Pedido conjunto da OABRJ e do Conselho Federal no Conselho Nacional de Justiça (CNJ) resultou em decisão liminar que reforça o direito da advocacia à sustentação oral síncrona nos julgamentos realizados em ambiente virtual.

No Procedimento de Controle Administrativo (PCA 0003075-71.2023.2.00.0000), proposto pelas entidades, o CNJ determinou que o Tribunal de Justiça do Estado do Rio de Janeiro (TJRJ) e o Tribunal Regional Federal da 2ª Região (TRF2) orientem seus magistrados a assegurar, sempre que houver pedido tempestivo, a realização de sustentação oral preferencialmente de forma síncrona, seja presencial ou por videoconferência.

A decisão afasta interpretações que vinham condicionando o deferimento do pedido à demonstração de prejuízo, entendimento considerado incompatível com as diretrizes estabelecidas pelo próprio CNJ para o julgamento de processos em ambiente eletrônico.

A presidente da OABRJ, Ana Tereza Basilio, afirma que a decisão reforça a importância do respeito às prerrogativas profissionais.

“A sustentação oral é uma das principais ferramentas de atuação da advocacia e não pode ser esvaziada por interpretações restritivas. A decisão do CNJ reafirma esse direito e contribui para garantir o pleno exercício da defesa”, destaca.

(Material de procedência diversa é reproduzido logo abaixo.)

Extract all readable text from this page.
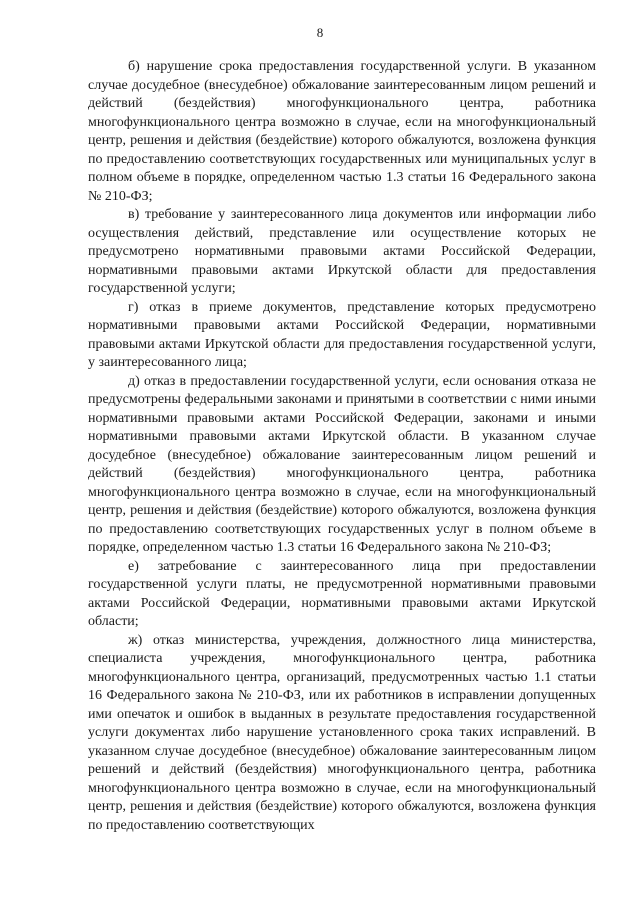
8

б) нарушение срока предоставления государственной услуги. В указанном случае досудебное (внесудебное) обжалование заинтересованным лицом решений и действий (бездействия) многофункционального центра, работника многофункционального центра возможно в случае, если на многофункциональный центр, решения и действия (бездействие) которого обжалуются, возложена функция по предоставлению соответствующих государственных или муниципальных услуг в полном объеме в порядке, определенном частью 1.3 статьи 16 Федерального закона № 210-ФЗ;

в) требование у заинтересованного лица документов или информации либо осуществления действий, представление или осуществление которых не предусмотрено нормативными правовыми актами Российской Федерации, нормативными правовыми актами Иркутской области для предоставления государственной услуги;

г) отказ в приеме документов, представление которых предусмотрено нормативными правовыми актами Российской Федерации, нормативными правовыми актами Иркутской области для предоставления государственной услуги, у заинтересованного лица;

д) отказ в предоставлении государственной услуги, если основания отказа не предусмотрены федеральными законами и принятыми в соответствии с ними иными нормативными правовыми актами Российской Федерации, законами и иными нормативными правовыми актами Иркутской области. В указанном случае досудебное (внесудебное) обжалование заинтересованным лицом решений и действий (бездействия) многофункционального центра, работника многофункционального центра возможно в случае, если на многофункциональный центр, решения и действия (бездействие) которого обжалуются, возложена функция по предоставлению соответствующих государственных услуг в полном объеме в порядке, определенном частью 1.3 статьи 16 Федерального закона № 210-ФЗ;

е) затребование с заинтересованного лица при предоставлении государственной услуги платы, не предусмотренной нормативными правовыми актами Российской Федерации, нормативными правовыми актами Иркутской области;

ж) отказ министерства, учреждения, должностного лица министерства, специалиста учреждения, многофункционального центра, работника многофункционального центра, организаций, предусмотренных частью 1.1 статьи 16 Федерального закона № 210-ФЗ, или их работников в исправлении допущенных ими опечаток и ошибок в выданных в результате предоставления государственной услуги документах либо нарушение установленного срока таких исправлений. В указанном случае досудебное (внесудебное) обжалование заинтересованным лицом решений и действий (бездействия) многофункционального центра, работника многофункционального центра возможно в случае, если на многофункциональный центр, решения и действия (бездействие) которого обжалуются, возложена функция по предоставлению соответствующих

De acordo com o relator, conselheiro Marcello Terto, a sustentação oral ao vivo deve ser tratada como regra nas instâncias ordinárias, sendo a utilização de gravações admitida apenas em situações excepcionais, devidamente justificadas.

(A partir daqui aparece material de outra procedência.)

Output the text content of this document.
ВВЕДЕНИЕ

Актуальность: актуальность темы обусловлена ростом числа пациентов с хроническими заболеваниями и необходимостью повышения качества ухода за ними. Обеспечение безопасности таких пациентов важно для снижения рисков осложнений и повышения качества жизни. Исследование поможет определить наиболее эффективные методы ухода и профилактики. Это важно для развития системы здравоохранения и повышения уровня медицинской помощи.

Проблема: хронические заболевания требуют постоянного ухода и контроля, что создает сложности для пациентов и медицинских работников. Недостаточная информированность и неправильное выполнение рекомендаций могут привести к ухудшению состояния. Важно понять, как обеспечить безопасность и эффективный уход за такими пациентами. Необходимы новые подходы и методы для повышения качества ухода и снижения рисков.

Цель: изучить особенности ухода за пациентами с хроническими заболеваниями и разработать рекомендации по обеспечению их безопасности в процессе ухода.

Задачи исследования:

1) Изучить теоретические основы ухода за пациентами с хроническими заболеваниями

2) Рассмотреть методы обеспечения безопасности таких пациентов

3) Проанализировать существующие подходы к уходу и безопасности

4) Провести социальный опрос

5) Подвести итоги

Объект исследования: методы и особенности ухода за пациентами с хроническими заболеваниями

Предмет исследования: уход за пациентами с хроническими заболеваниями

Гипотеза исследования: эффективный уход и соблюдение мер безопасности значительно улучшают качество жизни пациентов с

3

O CNJ reconheceu, ainda, que "os relatos trazidos aos autos não veiculam mero inconformismo subjetivo com decisões jurisdicionais singulares, mas revelam possível padrão de resistência institucional à autoridade da liminar, com repercussão direta sobre o exercício das prerrogativas da advocacia e sobre a observância uniforme da Resolução CNJ n.º 591/2024 no âmbito dos tribunais".

A medida tem caráter liminar e será submetida à apreciação colegiada do CNJ, mas já produz efeitos imediatos quanto à orientação dos tribunais.